Vous n'êtes pas sans savoir que l'enseigne Sephora du groupe LVMH, qui appartient à Bernard Arnault, une des premières fortunes de France, a été condamnée lundi dernier à fermer son magasin des Champs-Élysées à 21 heures au lieu de minuit actuellement.
La Cour d'appel de Paris a considéré, à l'instar de l'intersyndicale, le CLIC-P, que les activités de Séphora ne rendent pas nécessaire le travail de nuit eu égard aux exigences de continuité de l'activité économique ou des services d'utilité sociale.
Les médias dominants ne se sont pas faits prier pour défendre les intérêts d'une enseigne qui leur paie régulièrement des pages de publicité. Les titres des articles annoncent la couleur :
- Le Monde :
« Sephora : une décision qui n'enchante pas les salariés »
« Travail de nuit : émoi général après la condamnation de Sephora »
« Sephora: Les syndicats se réjouissent, les salariés pleurent »
« Sephora ne pourra plus ouvrir jusqu'à minuit : un sabordage industriel »
« Travail nocturne et dominical : la connerie triomphante »
- TF1 :
« Sephora : des salariés déçus par l’interdiction de travailler après 21h »
- Atlantico :
« Sephora, énième victime de la connerie administrative ordinaire »
Dans ces articles à sens unique, les thématiques de l'idéologie dominante ont été déclinées pour critiquer cette décision de justice qui va - à priori [1]- à l'encontre des intérêts patronaux : l'emploi menacé, la baisse du chiffre d'affaires , la négation de la représentativité et de la légitimité des syndicats, la liberté de travailler et de consommer est bafouée, et bien entendu les touristes dépenseront leurs sous ailleurs parce c'est bien connu qu'ils consomment uniquement entre 21 heures et minuit... La palme de la propagande patronale revient au Parisien dans son édition du samedi 28 septembre 2013 avec ce titre éloquent :
« Interdits de travail ! »
En l'espèce, hormis L'Humanité, ces médias dominants ont été complices de l'instrumentalisation des salariés par leur employeur, à l'instar de Bricorama, avec une pétition qui pue la manipulation patronale à plein nez et le chantage à l'emploi. En l'occurrence, ils sont allés très loin en interviewant une certaine Marie-Cécile salariée de Sephora, sans préciser que celle-ci milite à UMP et fut même responsable de l’UNI dans le Vaucluse.

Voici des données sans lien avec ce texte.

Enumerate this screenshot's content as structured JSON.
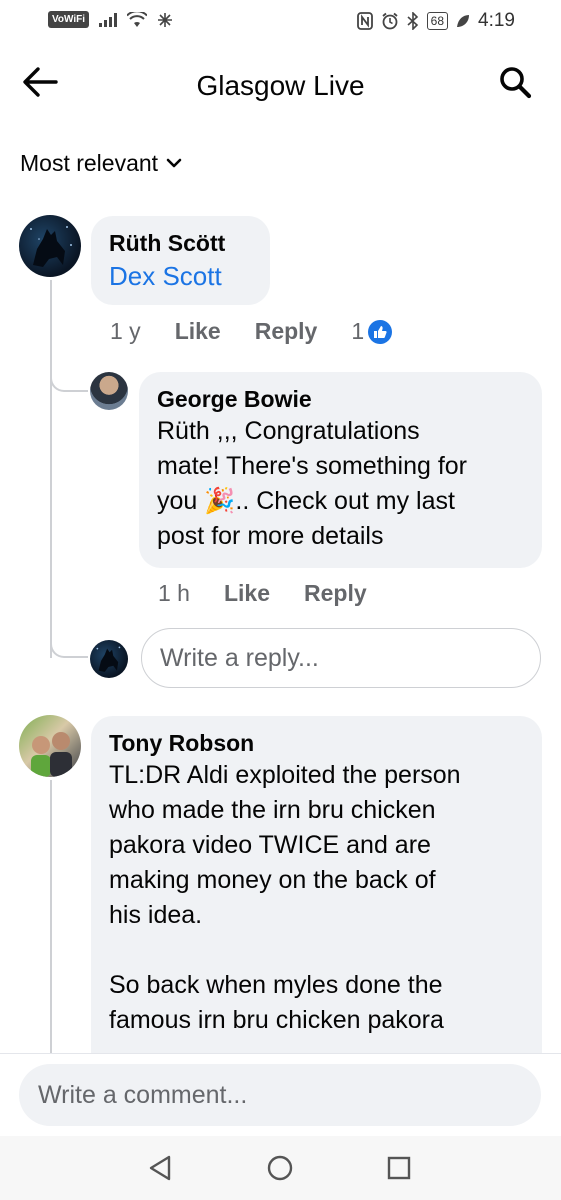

Petite parenthèse : en qualité de travailleurs précaires, payés à la vacation et incertains d'être rappelés le lendemain, mes collègues et moi étions tous partants pour bosser de 20 heures et à 6 heures. Partants, mais pas volontaires pour gagner un peu plus qu'un salaire de misère. Si nous avions eu un job stable et mieux payé, nous aurions jamais accepté des horaires de nuit, y compris le samedi et le dimanche.
Dans un contexte de chômage de masse et de baisse du pouvoir d'achat des classes populaires et moyennes, de dégradation du droit du travail et d'une fiscalité injuste, il est évident que la notion du volontariat des salariés relève de la fumisterie et de l'intox. Grâce à cette crise imposée par les tenants du néolibéralisme, le patronat impose sa loi, celle du plus fort, et instrumentalise certains salariés. Dans ces conditions, il se saurait être question de liberté du travail.